Ian McKellen: ‘I’m accepted as a gay man and as happy now as I’ve ever been’

Illustrated rainbow pride flag on a pink background.

Actor and activist Sir Ian McKellen has spoken of how progress in gay rights has allowed him to come out and feel accepted, and says that aged 73 he is as content with life as he has ever been.

Sir Ian told the Radio Times that when he started out as an actor in his early twenties he lacked self-confidence, partly due to his sexuality.

“One of the reasons I became an actor was because I wasn’t self-confident,” he said.

“That was compounded by the fact that being gay was illegal in this country until I was 28 years old. That doesn’t do much for your self-confidence.”

He added: “Now I’m in a country where the laws don’t discriminate any longer. I feel accepted and about bloody time, frankly. That – plus the fact that I’m still working and still have my health – means I’m as happy now as I’ve ever been.”

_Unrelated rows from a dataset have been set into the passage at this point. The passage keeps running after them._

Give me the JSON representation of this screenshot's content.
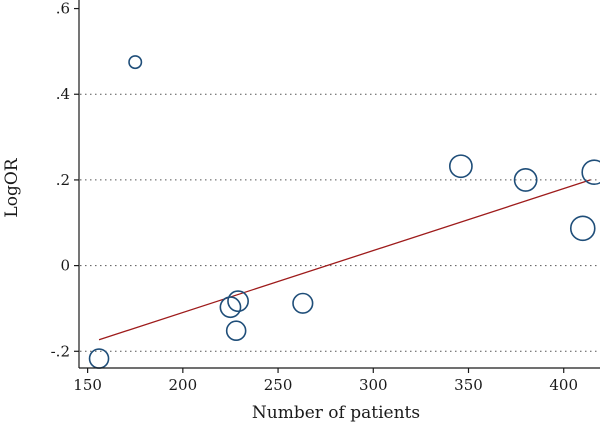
{
  "chart_data": {
    "type": "scatter",
    "title": "",
    "xlabel": "Number of patients",
    "ylabel": "LogOR",
    "xlim": [
      146,
      418
    ],
    "ylim": [
      -0.225,
      0.62
    ],
    "x_ticks": [
      150,
      200,
      250,
      300,
      350,
      400
    ],
    "x_tick_labels": [
      "150",
      "200",
      "250",
      "300",
      "350",
      "400"
    ],
    "y_ticks": [
      -0.2,
      0,
      0.2,
      0.4,
      0.6
    ],
    "y_tick_labels": [
      "-.2",
      "0",
      ".2",
      ".4",
      ".6"
    ],
    "grid": "horizontal dotted",
    "points": [
      {
        "x": 156,
        "y": -0.217,
        "weight": 0.5
      },
      {
        "x": 175,
        "y": 0.475,
        "weight": 0.1
      },
      {
        "x": 225,
        "y": -0.097,
        "weight": 0.6
      },
      {
        "x": 228,
        "y": -0.152,
        "weight": 0.5
      },
      {
        "x": 229,
        "y": -0.083,
        "weight": 0.6
      },
      {
        "x": 263,
        "y": -0.088,
        "weight": 0.55
      },
      {
        "x": 346,
        "y": 0.232,
        "weight": 0.8
      },
      {
        "x": 380,
        "y": 0.2,
        "weight": 0.8
      },
      {
        "x": 410,
        "y": 0.087,
        "weight": 1.0
      },
      {
        "x": 416,
        "y": 0.218,
        "weight": 1.0
      }
    ],
    "fit_line": {
      "x": [
        156,
        414
      ],
      "y": [
        -0.173,
        0.2
      ]
    },
    "colors": {
      "marker": "#1f4e79",
      "fit_line": "#9e1b1b",
      "grid": "#555555",
      "axis": "#1a1a1a"
    }
  }
}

In an interview last year, Sir Ian spoke of how difficult it had been growing up while homosexuality was illegal: “There was nothing positive about homosexuality in the newspapers and it was against the law to make love. I knew people my age who’d been sent to prison for doing it! When I tell schoolchildren that, they can’t believe it.”

Sir Ian still has an active working life, and will star in an upcoming sitcom on ITV from 29 April, which is set to feature him alongside Sir Derek Jacobi as an elderly gay couple.

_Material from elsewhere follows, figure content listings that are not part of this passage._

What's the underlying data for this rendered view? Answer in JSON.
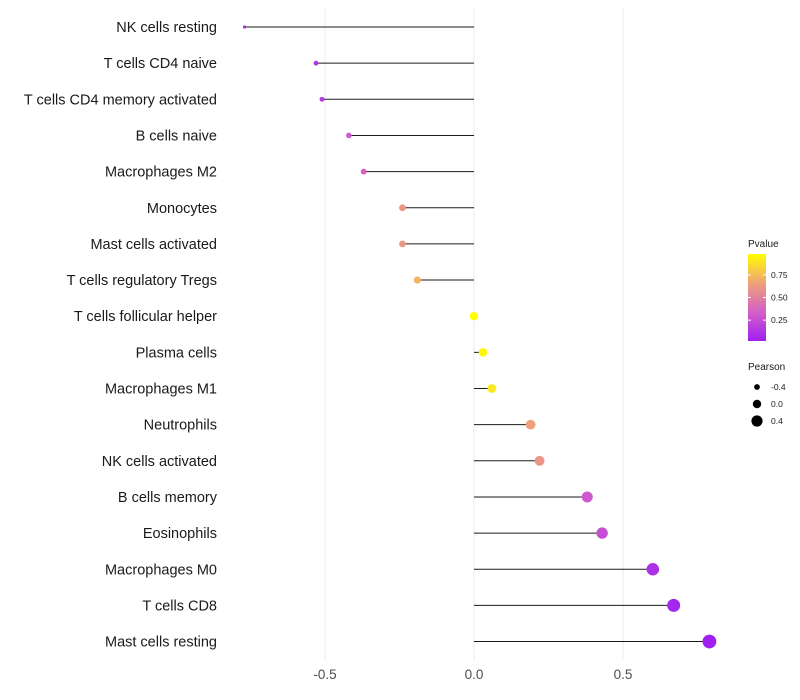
{
  "chart_data": {
    "type": "lollipop",
    "title": "",
    "xlabel": "",
    "ylabel": "",
    "xlim": [
      -0.83,
      0.86
    ],
    "x_ticks": [
      -0.5,
      0.0,
      0.5
    ],
    "x_tick_labels": [
      "-0.5",
      "0.0",
      "0.5"
    ],
    "grid": "vertical major lines",
    "categories": [
      "NK cells resting",
      "T cells CD4 naive",
      "T cells CD4 memory activated",
      "B cells naive",
      "Macrophages M2",
      "Monocytes",
      "Mast cells activated",
      "T cells regulatory  Tregs ",
      "T cells follicular helper",
      "Plasma cells",
      "Macrophages M1",
      "Neutrophils",
      "NK cells activated",
      "B cells memory",
      "Eosinophils",
      "Macrophages M0",
      "T cells CD8",
      "Mast cells resting"
    ],
    "pearson": [
      -0.77,
      -0.53,
      -0.51,
      -0.42,
      -0.37,
      -0.24,
      -0.24,
      -0.19,
      0.0,
      0.03,
      0.06,
      0.19,
      0.22,
      0.38,
      0.43,
      0.6,
      0.67,
      0.79
    ],
    "pvalue": [
      0.08,
      0.12,
      0.15,
      0.3,
      0.36,
      0.6,
      0.62,
      0.72,
      1.0,
      0.95,
      0.9,
      0.65,
      0.6,
      0.3,
      0.25,
      0.1,
      0.05,
      0.02
    ],
    "legend_pvalue": {
      "title": "Pvalue",
      "ticks": [
        0.75,
        0.5,
        0.25
      ],
      "tick_labels": [
        "0.75",
        "0.50",
        "0.25"
      ],
      "range": [
        0.02,
        0.98
      ],
      "colors": [
        "#A020F0",
        "#FFFF00"
      ]
    },
    "legend_pearson": {
      "title": "Pearson",
      "values": [
        -0.4,
        0.0,
        0.4
      ],
      "labels": [
        "-0.4",
        "0.0",
        "0.4"
      ]
    }
  }
}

The series, titled Vicious, will feature both actors as an elderly gay couple living in London’s Covent Garden.

Although still in good shape, Sir Ian said he was more aware of his own mortality now. In December he revealed that he had been living with prostate cancer for several years, but said that thanks to early diagnosis it was “no big deal”.

“Do I think about death? Yes, every day. People of our age, when we get together, talk about decrepitude all the time. We know we’ve got our lives behind us now,” he said.

“Friends keep dying, or get very ill. I’ve got a lot of young friends – that’s how I bolster myself against the inevitable.

“I’ve just arranged my house so that I’ll still be able to live in it when I can’t walk, so now there’s a lift in it.”

A patron of anti-homelessness LGBT charity the Albert Kennedy Trust, Sir Ian appeared at their fundraiser in March and said “cruel” religious leaders should feel responsible for gay teens living on the streets.

Earlier this month he said Baroness Thatcher “misjudged the future” with her support for Section 28, following her death on 8 April.